After the students from the two universities register with TurboVote, they may request voting materials and an absentee ballot to be sent to them at whatever address they consider to be their permanent residence. This residence may include their dorm’s address. When they sign up, the application keeps track of all the elections in which the students participated in (including local, state and national elections). All the forms and information requested by students from Democracy Works through TurboVote will be sent to them afterwards with pre-addressed and pre-stamped envelopes. Before every election, the students also receive text and email reminders, with all the necessary information, dates and deadlines.
The manufacturers of TurboVote hope that this system will make student voting easier and decrease voter absenteeism from this demographic segment. Up until now, the fact that students reside in dorms and needed to travel quite a bit to be able to vote led to many students outright passing on their right to vote in the elections. Hopefully, the efforts of Democracy Works will make student voting easier and more students will join in our democratic process.

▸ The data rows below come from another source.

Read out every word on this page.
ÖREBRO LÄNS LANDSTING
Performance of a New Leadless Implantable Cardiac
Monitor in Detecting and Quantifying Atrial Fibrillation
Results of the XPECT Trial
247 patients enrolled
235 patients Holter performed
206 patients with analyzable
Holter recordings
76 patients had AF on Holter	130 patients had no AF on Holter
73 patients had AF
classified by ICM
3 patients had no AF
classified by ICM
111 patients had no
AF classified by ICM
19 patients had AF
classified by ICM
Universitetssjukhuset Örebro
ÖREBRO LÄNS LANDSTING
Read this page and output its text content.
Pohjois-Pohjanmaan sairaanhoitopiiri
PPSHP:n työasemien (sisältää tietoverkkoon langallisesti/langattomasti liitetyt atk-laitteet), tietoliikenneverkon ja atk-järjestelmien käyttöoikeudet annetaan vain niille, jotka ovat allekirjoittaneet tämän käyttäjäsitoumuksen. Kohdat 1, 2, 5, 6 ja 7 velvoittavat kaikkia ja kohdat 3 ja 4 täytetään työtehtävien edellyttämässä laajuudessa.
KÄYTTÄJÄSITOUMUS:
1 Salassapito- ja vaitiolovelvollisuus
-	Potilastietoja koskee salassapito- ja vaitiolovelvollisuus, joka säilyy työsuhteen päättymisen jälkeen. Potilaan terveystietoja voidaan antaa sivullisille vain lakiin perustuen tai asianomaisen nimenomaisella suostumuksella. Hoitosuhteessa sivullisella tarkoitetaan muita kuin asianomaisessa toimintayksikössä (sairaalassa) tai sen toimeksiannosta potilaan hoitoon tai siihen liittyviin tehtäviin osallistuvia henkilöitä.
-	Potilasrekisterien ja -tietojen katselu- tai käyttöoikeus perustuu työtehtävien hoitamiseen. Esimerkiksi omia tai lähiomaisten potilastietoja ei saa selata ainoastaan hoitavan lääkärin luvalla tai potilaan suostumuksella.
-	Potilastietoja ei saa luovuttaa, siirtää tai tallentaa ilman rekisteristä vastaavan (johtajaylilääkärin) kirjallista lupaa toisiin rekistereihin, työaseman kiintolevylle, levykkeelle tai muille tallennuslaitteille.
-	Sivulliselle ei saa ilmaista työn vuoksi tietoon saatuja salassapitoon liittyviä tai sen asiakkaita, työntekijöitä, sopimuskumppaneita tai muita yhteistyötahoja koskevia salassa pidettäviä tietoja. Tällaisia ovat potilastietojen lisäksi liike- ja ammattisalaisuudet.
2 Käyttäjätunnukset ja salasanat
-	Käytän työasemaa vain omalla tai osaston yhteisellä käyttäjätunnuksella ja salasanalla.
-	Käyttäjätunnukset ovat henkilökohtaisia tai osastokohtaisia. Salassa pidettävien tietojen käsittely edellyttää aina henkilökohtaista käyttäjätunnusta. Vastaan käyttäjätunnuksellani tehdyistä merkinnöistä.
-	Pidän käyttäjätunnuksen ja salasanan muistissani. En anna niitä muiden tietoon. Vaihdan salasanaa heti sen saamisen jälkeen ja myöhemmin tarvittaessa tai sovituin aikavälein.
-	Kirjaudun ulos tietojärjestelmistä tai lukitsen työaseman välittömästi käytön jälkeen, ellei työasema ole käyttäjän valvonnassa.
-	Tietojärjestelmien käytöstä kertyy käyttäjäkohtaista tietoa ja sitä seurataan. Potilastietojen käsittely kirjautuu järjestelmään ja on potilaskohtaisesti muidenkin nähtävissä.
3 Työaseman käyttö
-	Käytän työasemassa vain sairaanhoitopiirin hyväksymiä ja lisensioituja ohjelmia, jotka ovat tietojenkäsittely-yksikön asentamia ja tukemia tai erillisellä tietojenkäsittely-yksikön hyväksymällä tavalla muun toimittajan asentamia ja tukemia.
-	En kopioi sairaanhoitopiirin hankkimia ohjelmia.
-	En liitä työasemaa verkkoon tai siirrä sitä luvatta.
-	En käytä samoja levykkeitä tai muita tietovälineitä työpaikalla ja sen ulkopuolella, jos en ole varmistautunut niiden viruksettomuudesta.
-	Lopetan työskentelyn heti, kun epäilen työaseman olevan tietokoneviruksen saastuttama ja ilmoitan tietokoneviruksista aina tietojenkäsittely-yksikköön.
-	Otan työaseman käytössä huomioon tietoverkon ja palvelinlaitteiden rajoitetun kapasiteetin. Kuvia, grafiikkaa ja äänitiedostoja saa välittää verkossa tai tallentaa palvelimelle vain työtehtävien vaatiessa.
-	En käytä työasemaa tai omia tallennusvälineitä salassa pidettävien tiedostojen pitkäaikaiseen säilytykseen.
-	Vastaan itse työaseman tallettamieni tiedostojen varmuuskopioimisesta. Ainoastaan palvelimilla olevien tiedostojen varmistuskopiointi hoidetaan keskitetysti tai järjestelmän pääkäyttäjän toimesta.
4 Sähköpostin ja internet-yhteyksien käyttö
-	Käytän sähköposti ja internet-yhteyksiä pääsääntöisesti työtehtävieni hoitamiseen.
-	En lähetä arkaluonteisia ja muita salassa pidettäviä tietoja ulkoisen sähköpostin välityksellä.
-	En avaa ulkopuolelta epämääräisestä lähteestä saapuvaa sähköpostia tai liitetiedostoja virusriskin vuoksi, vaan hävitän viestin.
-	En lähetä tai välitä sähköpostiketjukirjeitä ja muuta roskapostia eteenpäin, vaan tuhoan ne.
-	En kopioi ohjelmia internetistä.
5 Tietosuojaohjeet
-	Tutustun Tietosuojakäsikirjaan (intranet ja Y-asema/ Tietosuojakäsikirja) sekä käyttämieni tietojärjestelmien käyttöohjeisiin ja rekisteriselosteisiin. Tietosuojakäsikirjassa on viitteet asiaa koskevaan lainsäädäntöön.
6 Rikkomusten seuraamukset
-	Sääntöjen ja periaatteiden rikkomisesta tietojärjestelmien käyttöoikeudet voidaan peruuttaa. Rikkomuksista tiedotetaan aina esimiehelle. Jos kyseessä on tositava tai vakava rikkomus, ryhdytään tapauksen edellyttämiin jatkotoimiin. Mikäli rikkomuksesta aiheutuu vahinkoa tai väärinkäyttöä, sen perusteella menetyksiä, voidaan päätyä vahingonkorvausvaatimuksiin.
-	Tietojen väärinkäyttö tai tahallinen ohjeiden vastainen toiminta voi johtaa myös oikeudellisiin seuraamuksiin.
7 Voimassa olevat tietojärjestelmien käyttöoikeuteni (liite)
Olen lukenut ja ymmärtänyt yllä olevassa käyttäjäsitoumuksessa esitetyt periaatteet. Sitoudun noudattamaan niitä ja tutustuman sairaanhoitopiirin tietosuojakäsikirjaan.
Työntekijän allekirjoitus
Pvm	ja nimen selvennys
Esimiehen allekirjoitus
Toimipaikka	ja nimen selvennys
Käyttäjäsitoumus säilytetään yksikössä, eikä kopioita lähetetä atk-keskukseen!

The TurboVote online application comes available with options for English or Spanish. Democracy Works first launched this system back in 2010. According to Democracy Works, the project started after the company’s founder, Seth Flaxman, realized how many elections he missed during his time in college. From that point onward, he decided to help build a system that would bring all the advantages of the internet to the process of elections and student voting in particular. Since the project apparently became popular with quite a number of educational institutions, voting may just get easier for young adults all over this country.

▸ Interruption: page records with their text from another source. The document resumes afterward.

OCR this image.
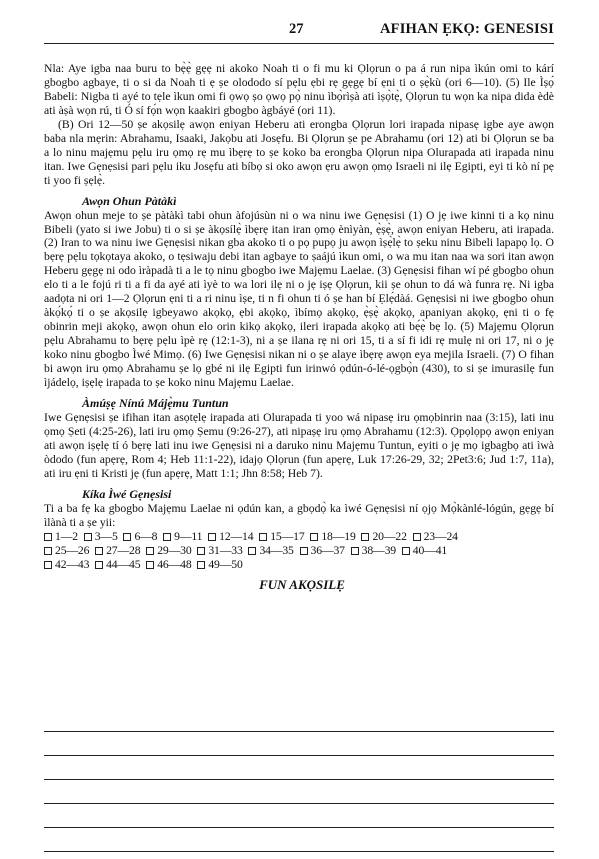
27	AFIHAN ẸKỌ: GENESISI

Nla: Aye igba naa buru to bẹ̀ẹ̀ gẹẹ ni akoko Noah ti o fi mu ki Ọlọrun o pa á run nipa ìkún omi to kárí gbogbo agbaye, ti o si da Noah ti ẹ ṣe olododo sí pẹlu ẹbi rẹ gẹgẹ bí ẹni ti o ṣẹ̀kù (ori 6—10). (5) Ile Ìṣọ́ Babeli: Nigba ti ayé to tẹle ìkun omi fi ọwọ ṣo ọwọ pọ̀ ninu ìbọ̀rìṣà ati ìṣọ̀tẹ̀, Ọlọrun tu wọn ka nipa dida èdè ati àṣà wọn rú, ti Ó sí fọ́n wọn kaakiri gbogbo àgbáyé (ori 11).

(B) Ori 12—50 ṣe akọsilẹ awọn eniyan Heberu ati erongba Ọlọrun lori irapada nipasẹ igbe aye awọn baba nla mẹrin: Abrahamu, Isaaki, Jakọbu ati Josẹfu. Bi Ọlọrun ṣe pe Abrahamu (ori 12) ati bi Ọlọrun se ba a lo ninu majẹmu pẹlu iru ọmọ rẹ mu ìbẹrẹ to ṣe koko ba erongba Ọlọrun nipa Olurapada ati irapada ninu itan. Iwe Gẹnẹsisi pari pẹlu iku Josẹfu ati bíbọ si oko awọn ẹru awọn ọmọ Israeli ni ilẹ Egipti, eyi ti kò ní pẹ ti yoo fi ṣẹlẹ̀.

Awọn Ohun Pàtàkì

Awọn ohun meje to ṣe pàtàkì tabi ohun àfojúsùn ni o wa ninu iwe Gẹnẹsisi (1) O jẹ iwe kinni ti a kọ ninu Bibeli (yato si iwe Jobu) ti o si ṣe àkọsílẹ̀ ìbẹrẹ itan iran ọmọ ènìyàn, ẹ̀ṣẹ̀, awọn eniyan Heberu, ati irapada. (2) Iran to wa ninu iwe Gẹnẹsisi nikan gba akoko ti o pọ pupọ ju awọn ìṣẹ̀lẹ̀ to ṣeku ninu Bibeli lapapọ lọ. O bẹrẹ pẹlu tọkọtaya akoko, o tẹsiwaju debi itan agbaye to ṣaájú ìkun omi, o wa mu itan naa wa sori itan awọn Heberu gẹgẹ ni odo ìràpadà ti a le tọ ninu gbogbo iwe Majẹmu Laelae. (3) Gẹnẹsisi fihan wí pé gbogbo ohun elo ti a le fojú ri ti a fi da ayé ati ìyè to wa lori ilẹ ni o jẹ iṣẹ Ọlọrun, kii ṣe ohun to dá wà funra rẹ. Ni igba aadọta ni ori 1—2 Ọlọrun ẹni ti a ri ninu ìṣe, ti n fi ohun ti ó ṣe han bí Ẹlẹ́dàá. Gẹnẹsisi ni iwe gbogbo ohun àkọ́kọ́ ti o ṣe akọsilẹ igbeyawo akọkọ, ẹbi akọkọ, ìbímọ akọkọ, ẹ̀ṣẹ̀ akọkọ, apaniyan akọkọ, ẹni ti o fẹ obinrin meji akọkọ, awọn ohun elo orin kikọ akọkọ, ileri irapada akọkọ ati bẹ́ẹ̀ bẹ lọ. (5) Majẹmu Ọlọrun pẹlu Abrahamu to bẹrẹ pẹlu ìpè rẹ (12:1-3), ni a ṣe ilana rẹ ni ori 15, ti a sí fi idi rẹ mulẹ ni ori 17, ni o jẹ koko ninu gbogbo Ìwé Mimọ. (6) Iwe Gẹnẹsisi nikan ni o ṣe alaye ìbẹrẹ awọn eya mejila Israeli. (7) O fihan bi awọn iru ọmọ Abrahamu ṣe lọ gbé ni ilẹ Egipti fun irinwó ọdún-ó-lé-ọgbọ̀n (430), to si ṣe imurasilẹ fun ìjádelọ, iṣẹlẹ irapada to ṣe koko ninu Majẹmu Laelae.

Àmúṣẹ Nínú Májẹ̀mu Tuntun

Iwe Gẹnẹsisi ṣe ifihan itan asọtẹlẹ irapada ati Olurapada ti yoo wá nipasẹ iru ọmọbinrin naa (3:15), lati inu ọmọ Ṣeti (4:25-26), lati iru ọmọ Ṣemu (9:26-27), ati nipaṣẹ iru ọmọ Abrahamu (12:3). Ọpọlọpọ awọn eniyan ati awọn iṣẹlẹ tí ó bẹrẹ lati inu iwe Gẹnẹsisi ni a daruko ninu Majẹmu Tuntun, eyiti o jẹ mọ igbagbọ ati ìwà òdodo (fun apẹrẹ, Rom 4; Heb 11:1-22), idajọ Ọlọrun (fun apẹrẹ, Luk 17:26-29, 32; 2Pet3:6; Jud 1:7, 11a), ati iru ẹni ti Kristi jẹ (fun apẹrẹ, Matt 1:1; Jhn 8:58; Heb 7).

Kíka Ìwé Gẹnẹsisi

Ti a ba fẹ ka gbogbo Majẹmu Laelae ni ọdún kan, a gbọdọ̀ ka ìwé Gẹnẹsisi ní ọjọ Mọ̀kànlé-lógún, gẹgẹ bí ìlànà ti a ṣe yii:

1—2 3—5 6—8 9—11 12—14 15—17 18—19 20—22 23—24
25—26 27—28 29—30 31—33 34—35 36—37 38—39 40—41
42—43 44—45 46—48 49—50

FUN AKỌSILẸ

The University of Akron and Case Western Reserve University serve as examples of the two most recent additions to the collaboration pool of TurboVote. Both Ohio universities signed up to pay a fee of $1000 annually. This fee could eventually rise further in the future depending on how many students decide to register. We enjoy the fact that these universities are making such a strong effort to encourage student voting. Making voter attendance easier for students serves as great step forward within building a more flexible democracy.

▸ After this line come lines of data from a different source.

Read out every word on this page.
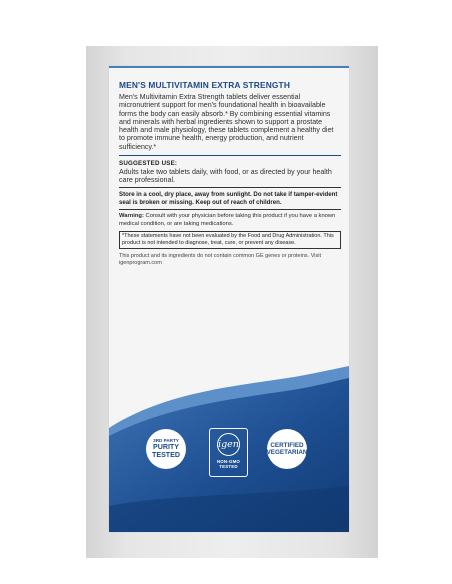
MEN'S MULTIVITAMIN EXTRA STRENGTH

Men's Multivitamin Extra Strength tablets deliver essential micronutrient support for men's foundational health in bioavailable forms the body can easily absorb.* By combining essential vitamins and minerals with herbal ingredients shown to support a prostate health and male physiology, these tablets complement a healthy diet to promote immune health, energy production, and nutrient sufficiency.*

SUGGESTED USE:

Adults take two tablets daily, with food, or as directed by your health care professional.

Store in a cool, dry place, away from sunlight. Do not take if tamper-evident seal is broken or missing. Keep out of reach of children.

Warning: Consult with your physician before taking this product if you have a known medical condition, or are taking medications.

*These statements have not been evaluated by the Food and Drug Administration. This product is not intended to diagnose, treat, cure, or prevent any disease.

This product and its ingredients do not contain common GE genes or proteins. Visit igenprogram.com

3RD PARTY
PURITY
TESTED
igen
NON-GMO
TESTED
CERTIFIED
VEGETARIAN
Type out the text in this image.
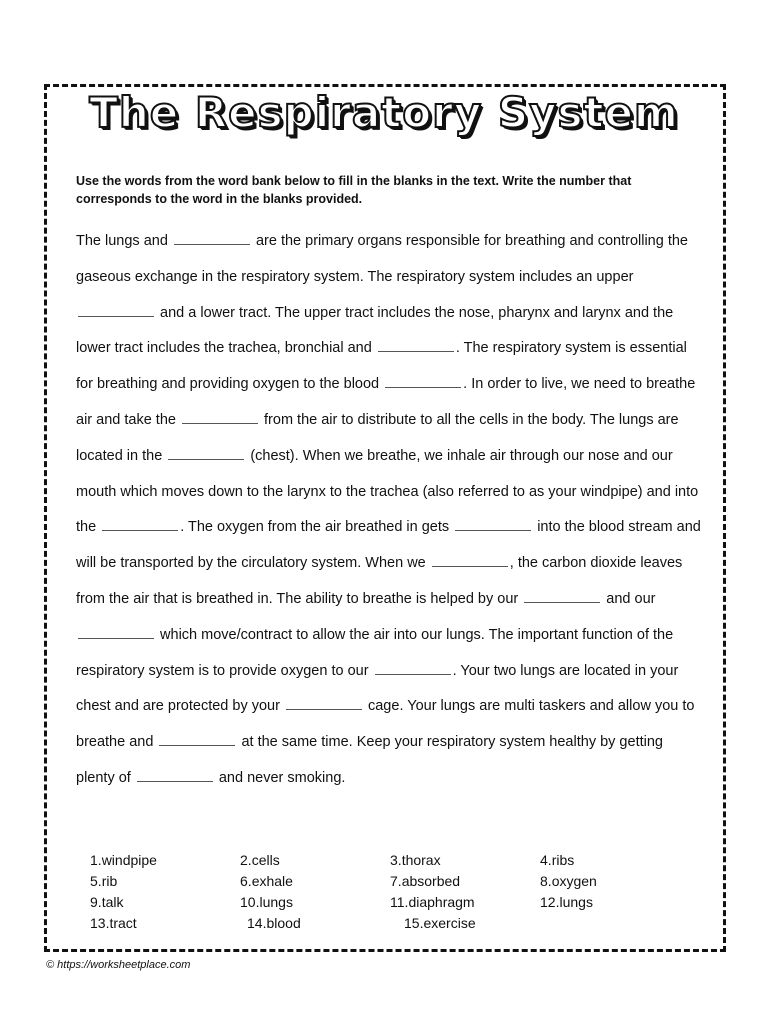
The Respiratory System
Use the words from the word bank below to fill in the blanks in the text. Write the number that corresponds to the word in the blanks provided.
The lungs and	are the primary organs responsible for breathing and controlling the gaseous exchange in the respiratory system. The respiratory system includes an upper  and a lower tract. The upper tract includes the nose, pharynx and larynx and the lower tract includes the trachea, bronchial and	. The respiratory system is essential for breathing and providing oxygen to the blood	. In order to live, we need to breathe air and take the	from the air to distribute to all the cells in the body. The lungs are located in the	(chest). When we breathe, we inhale air through our nose and our mouth which moves down to the larynx to the trachea (also referred to as your windpipe) and into the	. The oxygen from the air breathed in gets	into the blood stream and will be transported by the circulatory system. When we	, the carbon dioxide leaves from the air that is breathed in. The ability to breathe is helped by our	and our  which move/contract to allow the air into our lungs. The important function of the respiratory system is to provide oxygen to our	. Your two lungs are located in your chest and are protected by your	cage. Your lungs are multi taskers and allow you to breathe and	at the same time. Keep your respiratory system healthy by getting plenty of	and never smoking.
1. windpipe	2. cells	3. thorax	4. ribs
5. rib	6. exhale	7. absorbed	8. oxygen
9. talk	10. lungs	11. diaphragm	12. lungs
13. tract	14. blood	15. exercise
© https://worksheetplace.com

If you want to try out the system, you can find out if your school is affiliated with the TurboVote project directly on their website. If your school is among the 180 institutions already registered with the application, you should be free to use the system which brings easier voting directly to your doorstep. The information students enter will also be encrypted and deliberately not stored by the system. These steps will be taken in order to ensure the private data handled is as safe as possible. If the project will be adopted further by other universities, this might just become the future trend for all elections.